Holzterrassen selber bauen

Holzterrassen haben einen ganz eigenen Charme. Sie wirken rustikal und gemütlich, wobei sie sich gleichzeitig ideal in die natürliche Umgebung einfügen. Besonders geschätzt werden Holzterrassen aufgrund ihrer warmen und lebendigen Ausstrahlung und mit etwas Talent zum Heimwerkern, kann die eigene Holzterrasse sogar selbst gebaut werden.

Der erste Schritt – Die Planung

Bevor der Bau einer Holzterrasse beginnen kann, ist die Anfertigung einer ausführlichen Zeichnung zu empfehlen. So wird vermieden, dass ein wichtiges Detail später vergessen wird. Die Fläche, auf der die Terrasse angelegt werden soll, wird exakt abgemessen und mit Bleistift als maßstäbliche Draufsicht zu Papier gebracht. Hierbei wird jede Diele, der gewünschte Abstand zwischen ihnen sowie die Unterkonstruktion berücksichtigt. Auf diese Weise lässt sich schon im Vorfeld recht genau berechnen, wie viel der jeweiligen Materialien, wie Schrauben, Trägerbalken und Holzdielen benötigt wird.

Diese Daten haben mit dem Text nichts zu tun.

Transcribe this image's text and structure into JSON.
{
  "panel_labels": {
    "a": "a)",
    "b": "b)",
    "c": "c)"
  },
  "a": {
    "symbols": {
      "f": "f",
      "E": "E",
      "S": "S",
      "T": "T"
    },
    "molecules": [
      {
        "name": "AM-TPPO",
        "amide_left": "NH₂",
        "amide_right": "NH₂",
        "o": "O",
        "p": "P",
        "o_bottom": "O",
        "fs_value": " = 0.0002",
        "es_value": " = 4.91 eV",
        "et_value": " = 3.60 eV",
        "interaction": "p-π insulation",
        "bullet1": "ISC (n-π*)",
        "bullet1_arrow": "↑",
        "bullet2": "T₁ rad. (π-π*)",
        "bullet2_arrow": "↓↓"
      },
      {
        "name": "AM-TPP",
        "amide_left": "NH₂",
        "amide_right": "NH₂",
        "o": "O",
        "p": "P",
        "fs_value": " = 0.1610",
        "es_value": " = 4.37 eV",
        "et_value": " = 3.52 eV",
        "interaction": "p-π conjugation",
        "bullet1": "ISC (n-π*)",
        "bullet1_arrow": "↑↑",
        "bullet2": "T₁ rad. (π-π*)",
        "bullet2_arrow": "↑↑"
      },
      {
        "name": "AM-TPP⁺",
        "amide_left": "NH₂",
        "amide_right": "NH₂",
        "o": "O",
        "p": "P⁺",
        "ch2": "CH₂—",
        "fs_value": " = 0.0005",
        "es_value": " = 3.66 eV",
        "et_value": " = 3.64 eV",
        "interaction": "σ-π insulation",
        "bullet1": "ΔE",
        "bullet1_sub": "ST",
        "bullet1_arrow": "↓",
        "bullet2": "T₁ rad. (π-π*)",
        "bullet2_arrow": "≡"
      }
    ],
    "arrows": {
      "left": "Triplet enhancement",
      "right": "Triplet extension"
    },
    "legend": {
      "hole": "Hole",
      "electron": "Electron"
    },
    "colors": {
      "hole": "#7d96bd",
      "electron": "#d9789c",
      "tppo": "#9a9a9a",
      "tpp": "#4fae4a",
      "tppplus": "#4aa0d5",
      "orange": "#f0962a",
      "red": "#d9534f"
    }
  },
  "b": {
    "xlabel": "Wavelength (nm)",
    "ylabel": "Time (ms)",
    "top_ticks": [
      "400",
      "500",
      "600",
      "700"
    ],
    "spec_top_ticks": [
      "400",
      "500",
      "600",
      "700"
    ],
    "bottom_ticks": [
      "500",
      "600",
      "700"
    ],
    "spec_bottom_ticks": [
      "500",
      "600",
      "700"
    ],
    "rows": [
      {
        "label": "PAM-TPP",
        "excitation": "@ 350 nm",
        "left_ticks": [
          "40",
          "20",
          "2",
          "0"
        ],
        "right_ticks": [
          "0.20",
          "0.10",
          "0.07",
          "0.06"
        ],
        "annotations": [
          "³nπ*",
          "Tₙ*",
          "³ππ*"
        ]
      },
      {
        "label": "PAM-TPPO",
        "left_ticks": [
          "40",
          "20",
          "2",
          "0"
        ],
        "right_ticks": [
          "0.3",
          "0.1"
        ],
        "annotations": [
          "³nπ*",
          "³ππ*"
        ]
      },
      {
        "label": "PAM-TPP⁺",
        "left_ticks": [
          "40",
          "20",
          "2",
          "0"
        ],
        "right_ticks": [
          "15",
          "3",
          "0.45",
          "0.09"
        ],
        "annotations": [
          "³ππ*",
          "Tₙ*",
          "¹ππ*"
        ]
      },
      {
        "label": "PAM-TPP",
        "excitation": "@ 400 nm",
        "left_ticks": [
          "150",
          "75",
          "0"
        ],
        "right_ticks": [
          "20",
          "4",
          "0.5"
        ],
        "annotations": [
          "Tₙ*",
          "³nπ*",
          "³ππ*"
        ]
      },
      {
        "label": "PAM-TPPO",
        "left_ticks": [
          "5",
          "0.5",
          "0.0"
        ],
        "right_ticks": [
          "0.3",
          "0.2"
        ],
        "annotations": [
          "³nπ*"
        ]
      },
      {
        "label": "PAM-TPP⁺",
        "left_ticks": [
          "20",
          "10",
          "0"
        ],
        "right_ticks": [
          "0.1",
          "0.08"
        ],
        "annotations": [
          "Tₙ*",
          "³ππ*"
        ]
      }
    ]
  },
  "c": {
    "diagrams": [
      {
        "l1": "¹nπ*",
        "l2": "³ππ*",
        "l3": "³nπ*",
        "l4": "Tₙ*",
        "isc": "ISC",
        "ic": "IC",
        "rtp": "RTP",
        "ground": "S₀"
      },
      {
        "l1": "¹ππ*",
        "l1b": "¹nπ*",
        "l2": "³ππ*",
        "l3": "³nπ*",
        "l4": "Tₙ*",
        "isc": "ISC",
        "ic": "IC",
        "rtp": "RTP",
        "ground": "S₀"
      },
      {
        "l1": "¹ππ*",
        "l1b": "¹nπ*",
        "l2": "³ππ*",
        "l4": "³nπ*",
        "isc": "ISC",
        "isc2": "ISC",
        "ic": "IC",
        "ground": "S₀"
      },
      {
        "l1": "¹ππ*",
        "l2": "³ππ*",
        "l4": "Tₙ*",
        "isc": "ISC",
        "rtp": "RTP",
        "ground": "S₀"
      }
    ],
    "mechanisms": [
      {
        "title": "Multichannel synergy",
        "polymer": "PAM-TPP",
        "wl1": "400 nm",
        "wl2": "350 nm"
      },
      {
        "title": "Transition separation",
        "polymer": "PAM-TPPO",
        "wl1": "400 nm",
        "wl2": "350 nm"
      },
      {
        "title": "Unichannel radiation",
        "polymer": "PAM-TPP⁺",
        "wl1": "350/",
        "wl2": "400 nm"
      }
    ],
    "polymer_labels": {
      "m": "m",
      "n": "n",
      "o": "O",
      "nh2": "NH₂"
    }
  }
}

Die Auswahl des richtigen Holzes

Für Holzterrassen bietet der Handel ein großes Sortiment an heimischen und tropischen Hölzern. Prinzipiell gibt es kein richtig oder falsch bei der Wahl des Holzes. Entscheidende Fakten sind der persönliche Geschmack, die finanziellen Möglichkeiten und wie widerstandsfähig gegen Witterungsverhältnisse und Schädlinge das Holz ist. Bretter und Balken, die aus Kiefern- oder Fichtenholz bestehen, haben den Vorteil, dass sie recht preiswert sind und sich gut verarbeiten lassen. Für den Bau von Holzterrassen ist in unseren Breitengraden die Douglasie sehr beliebt. Dieses Nadelholz, auch unter dem Namen Douglastanne bekannt, verfügt über eine sehr hohe Widerstandsfähigkeit. Zudem stammt es aus europäischer Forstwirtschaft.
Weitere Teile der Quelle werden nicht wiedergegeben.